Delta members also address problems -- dilapidated schools and refugees, for example, -- more commonly associated with the developing world than with Europe. And because many of these Rotarians' day jobs involve helping people, Delta club members are going the extra mile. Those who have family ties or multi-year contracts here are also committed to service, even though international donations are down to a trickle.

"To put your noses in and step back out is not enough," says Delta club president Dr.Sonja Moser-Starrach, who heads the Council of Europe office in Bosnia. "It's not enough to say, 'Oh, the war is over.' We have to stay on their side. There are two more generations we have to help, and then the reconciliation will start."

Some 500 members of Bosnia's youngest generation benefited last winter from a €15,000 Delta club project that restored central heating at the Kasin Do school on the outskirts of Sarajevo.

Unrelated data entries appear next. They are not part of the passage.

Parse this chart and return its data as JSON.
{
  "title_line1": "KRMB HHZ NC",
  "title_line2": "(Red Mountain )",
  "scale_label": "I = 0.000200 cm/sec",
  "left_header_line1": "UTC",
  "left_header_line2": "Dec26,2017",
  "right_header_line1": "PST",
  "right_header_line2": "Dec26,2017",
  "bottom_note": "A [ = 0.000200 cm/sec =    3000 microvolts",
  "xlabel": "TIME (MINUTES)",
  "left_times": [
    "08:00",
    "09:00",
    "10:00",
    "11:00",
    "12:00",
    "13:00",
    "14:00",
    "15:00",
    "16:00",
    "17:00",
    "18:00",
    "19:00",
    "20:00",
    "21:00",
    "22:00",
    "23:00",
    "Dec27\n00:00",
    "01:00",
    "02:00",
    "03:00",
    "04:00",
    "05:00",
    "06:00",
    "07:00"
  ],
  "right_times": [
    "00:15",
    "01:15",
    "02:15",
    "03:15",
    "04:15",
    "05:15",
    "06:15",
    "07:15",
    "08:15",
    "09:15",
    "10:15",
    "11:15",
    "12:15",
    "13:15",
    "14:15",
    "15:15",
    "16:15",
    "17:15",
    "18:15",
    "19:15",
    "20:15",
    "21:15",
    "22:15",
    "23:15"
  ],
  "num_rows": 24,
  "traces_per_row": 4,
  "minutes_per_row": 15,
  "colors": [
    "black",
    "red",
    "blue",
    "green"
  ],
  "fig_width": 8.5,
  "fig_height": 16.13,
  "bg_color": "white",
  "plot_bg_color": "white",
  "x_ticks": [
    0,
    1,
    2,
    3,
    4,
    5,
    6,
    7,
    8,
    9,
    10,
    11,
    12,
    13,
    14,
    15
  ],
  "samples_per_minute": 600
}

Members are also focusing on networking with other Rotarians throughout the country, an essential activity in a place where little gets done unless one has the right contacts or knows someone who does. Delta member Susanne Prahl-Landzo says her Rotary contacts were invaluable when the nongovernmental organization that she heads, Via Kult, organized a huge children's festival this past June.

"I am, of course, in Rotary because it fits my ideas but also because it gives me an entire new network," says Prahl-Landzo, who is from Germany but has been living here for almost 10 years and is married to a Bosnian man. "We had a meeting with clubs from all over Bosnia, and because I'm busing all these kids in, I got a call from Tuzla, saying, 'My wife works with disabled kids. She can help you.' Rotary is a completely new angle of friendship, one that's not private and one that's not strictly business."

Though the world's focus has moved on from the Balkans to the Middle East, Bosnia-Herzegovina's renewed Rotary clubs are here for the long haul. Back in Karacici village, the Bosnia project director of Farmer Helping farmer, the Rotarians' local NGO partner, notes that club involvement in the housing effort helps make up for the receding tide of international donations.

"The shelters aren't a permanent solution,but [the villagers] can live there for three or four years,"says Namir Poric.

Meanwhile, the shelters are so valuable to Kadefa Bektic that she describes theirs as "golden." Her husband adds: "We would still be refugees if [the Rotarians] hadn't done this."